By Ed Brock
Before setting out for war, Army National Guard Sgt. Jonathan Hobgood hugged his mother goodbye.
"He said, ?I'll be back before you know it," said Kitty Hobgood of Jonesboro.
It would be months before she would see her son again, and then for just for a short two weeks when he came home to see his newly born son, Justice. His father, the Rev. Jesse Hobgood, had not seen Jonathan for more than a year before he finally came home for good on Monday.
"It's good to be home," Jonathan Hobgood says when asked about his experiences in the war.
On Thursday the reunited family sat together in the living room of Jesse and Kitty Hobgood's house on Holborn Court. In the front yard a small tree was covered with yellow ribbons and a bright yellow banner welcomed Hobgood back to the United States and civilian life. On Sunday the 22-year-old war veteran, his wife Corrie and Justice will return to Bossier City, La., the family's hometown.
Hobgood and his wife were married in February 2003, two days before Hobgood's unit, the 1083rd Transportation Company based at Fort Minden, La., was activated. His father performed the ceremony, which was hurried because the younger Hobgood had a sense that he would be called up soon.

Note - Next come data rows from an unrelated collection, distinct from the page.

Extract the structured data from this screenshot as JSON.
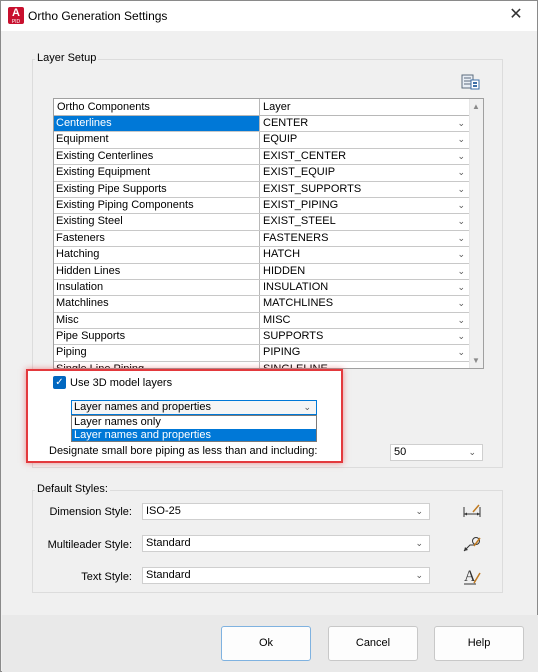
{
  "window": {
    "title": "Ortho Generation Settings",
    "app_icon_letter": "A",
    "app_icon_sub": "PID"
  },
  "layer_setup": {
    "group_label": "Layer Setup",
    "columns": [
      "Ortho Components",
      "Layer"
    ],
    "rows": [
      {
        "component": "Centerlines",
        "layer": "CENTER",
        "selected": true
      },
      {
        "component": "Equipment",
        "layer": "EQUIP"
      },
      {
        "component": "Existing Centerlines",
        "layer": "EXIST_CENTER"
      },
      {
        "component": "Existing Equipment",
        "layer": "EXIST_EQUIP"
      },
      {
        "component": "Existing Pipe Supports",
        "layer": "EXIST_SUPPORTS"
      },
      {
        "component": "Existing Piping Components",
        "layer": "EXIST_PIPING"
      },
      {
        "component": "Existing Steel",
        "layer": "EXIST_STEEL"
      },
      {
        "component": "Fasteners",
        "layer": "FASTENERS"
      },
      {
        "component": "Hatching",
        "layer": "HATCH"
      },
      {
        "component": "Hidden Lines",
        "layer": "HIDDEN"
      },
      {
        "component": "Insulation",
        "layer": "INSULATION"
      },
      {
        "component": "Matchlines",
        "layer": "MATCHLINES"
      },
      {
        "component": "Misc",
        "layer": "MISC"
      },
      {
        "component": "Pipe Supports",
        "layer": "SUPPORTS"
      },
      {
        "component": "Piping",
        "layer": "PIPING"
      },
      {
        "component": "Single Line Piping",
        "layer": "SINGLELINE"
      }
    ],
    "use_3d_layers_label": "Use 3D model layers",
    "use_3d_layers_checked": true,
    "layer_mode_selected": "Layer names and properties",
    "layer_mode_options": [
      "Layer names only",
      "Layer names and properties"
    ],
    "small_bore_label": "Designate small bore piping as less than and including:",
    "small_bore_value": "50"
  },
  "default_styles": {
    "group_label": "Default Styles:",
    "dimension_label": "Dimension Style:",
    "dimension_value": "ISO-25",
    "multileader_label": "Multileader Style:",
    "multileader_value": "Standard",
    "text_label": "Text Style:",
    "text_value": "Standard"
  },
  "buttons": {
    "ok": "Ok",
    "cancel": "Cancel",
    "help": "Help"
  },
  "colors": {
    "selection": "#0078d7",
    "highlight_border": "#e3393d",
    "checkbox": "#0067c0",
    "app_icon": "#c8102e"
  },
  "icons": {
    "layer_manager": "layer-manager-icon",
    "dimension": "dimension-style-icon",
    "multileader": "multileader-style-icon",
    "text": "text-style-icon"
  }
}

The 1083rd arrived after the war had begun and took up their station in Camp Arifjan, Kuwait.
"We were there maybe two days out of the week to re-supply," Hobgood said.

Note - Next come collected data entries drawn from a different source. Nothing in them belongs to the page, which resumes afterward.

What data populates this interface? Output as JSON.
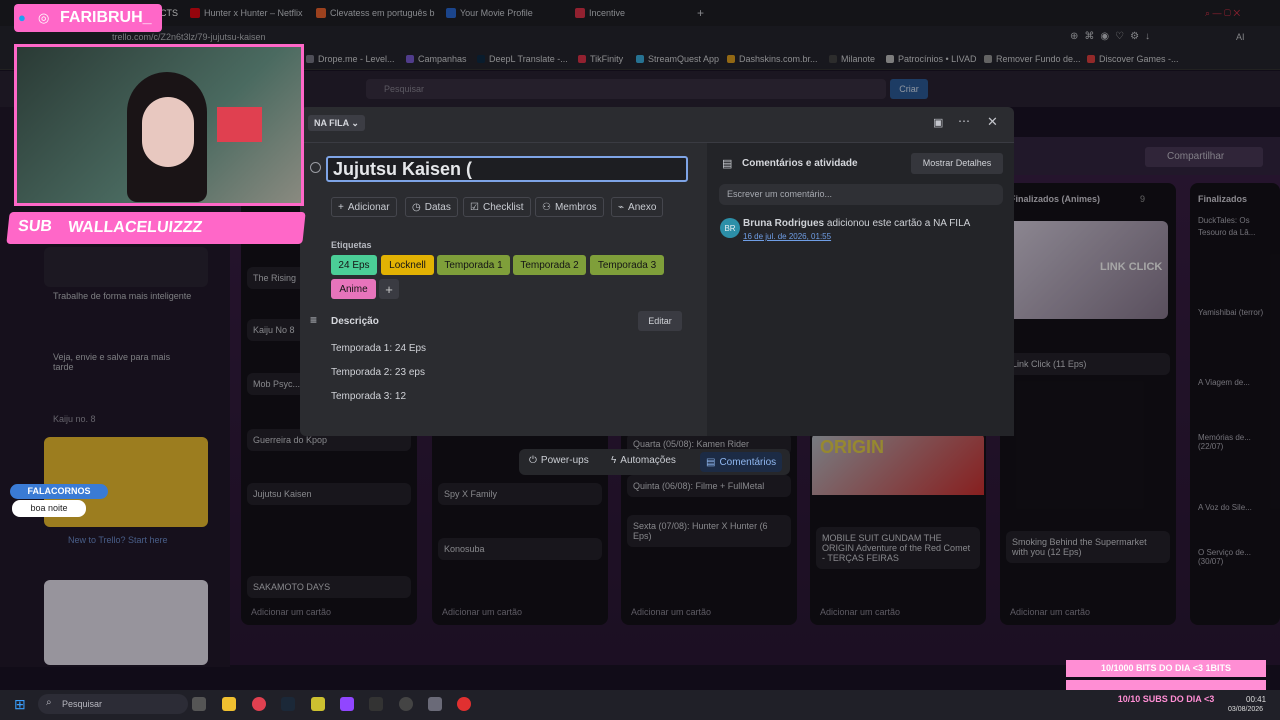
{
  "browser": {
    "tabs": [
      {
        "label": "Hunter x Hunter – Netflix",
        "color": "#e50914"
      },
      {
        "label": "Clevatess em português b",
        "color": "#f0652f"
      },
      {
        "label": "Your Movie Profile",
        "color": "#2a6ad8"
      },
      {
        "label": "Incentive",
        "color": "#e0334b"
      }
    ],
    "partial_tab": "CTS",
    "url": "trello.com/c/Z2n6t3lz/79-jujutsu-kaisen",
    "bookmarks": [
      "Drope.me - Level...",
      "Campanhas",
      "DeepL Translate -...",
      "TikFinity",
      "StreamQuest App",
      "Dashskins.com.br...",
      "Milanote",
      "Patrocínios • LIVAD",
      "Remover Fundo de...",
      "Discover Games -..."
    ],
    "ai_label": "AI"
  },
  "trello": {
    "search_placeholder": "Pesquisar",
    "create_label": "Criar",
    "share_label": "Compartilhar",
    "left_cards": [
      "Trabalhe de forma mais inteligente",
      "Veja, envie e salve para mais tarde",
      "Kaiju no. 8",
      "New to Trello? Start here"
    ],
    "columns": [
      {
        "cards": [
          "The Rising",
          "Kaiju No 8",
          "Mob Psyc...",
          "Guerreira do Kpop",
          "Jujutsu Kaisen",
          "SAKAMOTO DAYS"
        ]
      },
      {
        "cards": [
          "Spy X Family",
          "Konosuba"
        ]
      },
      {
        "cards": [
          "Quarta (05/08): Kamen Rider",
          "Quinta (06/08): Filme + FullMetal",
          "Sexta (07/08): Hunter X Hunter (6 Eps)"
        ]
      },
      {
        "cards": [
          "MOBILE SUIT GUNDAM THE ORIGIN Adventure of the Red Comet - TERÇAS FEIRAS"
        ],
        "banner": "ORIGIN"
      },
      {
        "title": "Finalizados (Animes)",
        "count": "9",
        "cards": [
          "Link Click (11 Eps)",
          "Smoking Behind the Supermarket with you (12 Eps)"
        ],
        "banner": "LINK CLICK"
      },
      {
        "title": "Finalizados",
        "cards": [
          "DuckTales: Os Tesouro da Lâ...",
          "Yamishibai (terror)",
          "A Viagem de...",
          "Memórias de... (22/07)",
          "A Voz do Sile...",
          "O Serviço de... (30/07)"
        ]
      }
    ],
    "add_card_label": "Adicionar um cartão"
  },
  "modal": {
    "list_name": "NA FILA",
    "title": "Jujutsu Kaisen (",
    "actions": [
      "Adicionar",
      "Datas",
      "Checklist",
      "Membros",
      "Anexo"
    ],
    "labels_heading": "Etiquetas",
    "labels": [
      {
        "text": "24 Eps",
        "color": "#4bce97"
      },
      {
        "text": "Locknell",
        "color": "#e2b203"
      },
      {
        "text": "Temporada 1",
        "color": "#7f9f3a"
      },
      {
        "text": "Temporada 2",
        "color": "#7f9f3a"
      },
      {
        "text": "Temporada 3",
        "color": "#7f9f3a"
      },
      {
        "text": "Anime",
        "color": "#e774bb"
      }
    ],
    "description_heading": "Descrição",
    "edit_label": "Editar",
    "description_lines": [
      "Temporada 1: 24 Eps",
      "Temporada 2: 23 eps",
      "Temporada 3: 12"
    ],
    "comments_heading": "Comentários e atividade",
    "show_details_label": "Mostrar Detalhes",
    "comment_placeholder": "Escrever um comentário...",
    "activity": {
      "avatar": "BR",
      "user": "Bruna Rodrigues",
      "text": " adicionou este cartão a NA FILA",
      "time": "16 de jul. de 2026, 01:55"
    }
  },
  "bottom_bar": {
    "items": [
      "Power-ups",
      "Automações",
      "Comentários"
    ]
  },
  "stream_overlay": {
    "handle": "FARIBRUH_",
    "sub_tag": "SUB",
    "sub_name": "WALLACELUIZZZ",
    "chat_user": "FALACORNOS",
    "chat_msg": "boa noite",
    "bits_goal": "10/1000 BITS DO DIA <3 1BITS",
    "subs_goal": "10/10 SUBS DO DIA <3"
  },
  "taskbar": {
    "search_placeholder": "Pesquisar",
    "time": "00:41",
    "date": "03/08/2026"
  },
  "colors": {
    "accent": "#7ea4e6",
    "overlay_pink": "#ff67c8"
  }
}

The rest of the time Hobgood was behind the wheel of a 70-ton heavy vehicle transport, carrying tanks and bulldozers to all parts of Iraq.
"We had countless trips into Baghdad," Hobgood said.
It was hot, Hobgood said, with highs reaching up to 157 degrees. And it was sandy.
"He said it was like a beach without water," Jesse Hobgood said.
And then there was the actual combat.
"Every other trip north we would be attacked somehow, sniper fire, rocket propelled grenade, something," Hobgood said.
Kitty Hobgood grew nervous every time she heard about another attack on soldiers in Iraq, most of which seemed to involve convoys in which her son might be driving.
"He didn't tell me about the worst things until he got home," Kitty Hobgood said.
That was deliberate, said Hobgood, since he knew his family had enough to worry about.
"Especially me since I was pregnant," Corrie Hobgood said.
Jessie Hobgood said his son's superior officer once tried to discourage him from going on a particularly dangerous mission because he was married, but Hobgood went anyway.
"He always was a tough guy," Kitty Hobgood said.
But of the 240 soldiers in his company, Hobgood said, none of them failed to make it home alive.
"That was a miracle. We had a lot of people praying for us, and we were praying, too," Hobgood said.
The Iraqi people had mixed reactions to American troops, Hobgood said.
"A lot of them were very friendly, or at least they presented themselves as friendly," Hobgood said. "You could drive through one village and they'd scream ?I love you.' Then there were other towns that you went through where you knew you weren't welcome."
But there were many times when he could see the changes they were making, and Hobgood said the war was something that needed to be done.
"When you see the kids and what they go through it kind of hits home what you're doing and what you're freeing them from," Hobgood said.
But while freeing the Iraqi people from the dictatorship of Saddam Hussein was a good thing that wasn't what Hobgood was fighting for.
Holding his wife's hand and encompassing her, his parents and son with a quick gesture, he said, "This is what I was fighting for."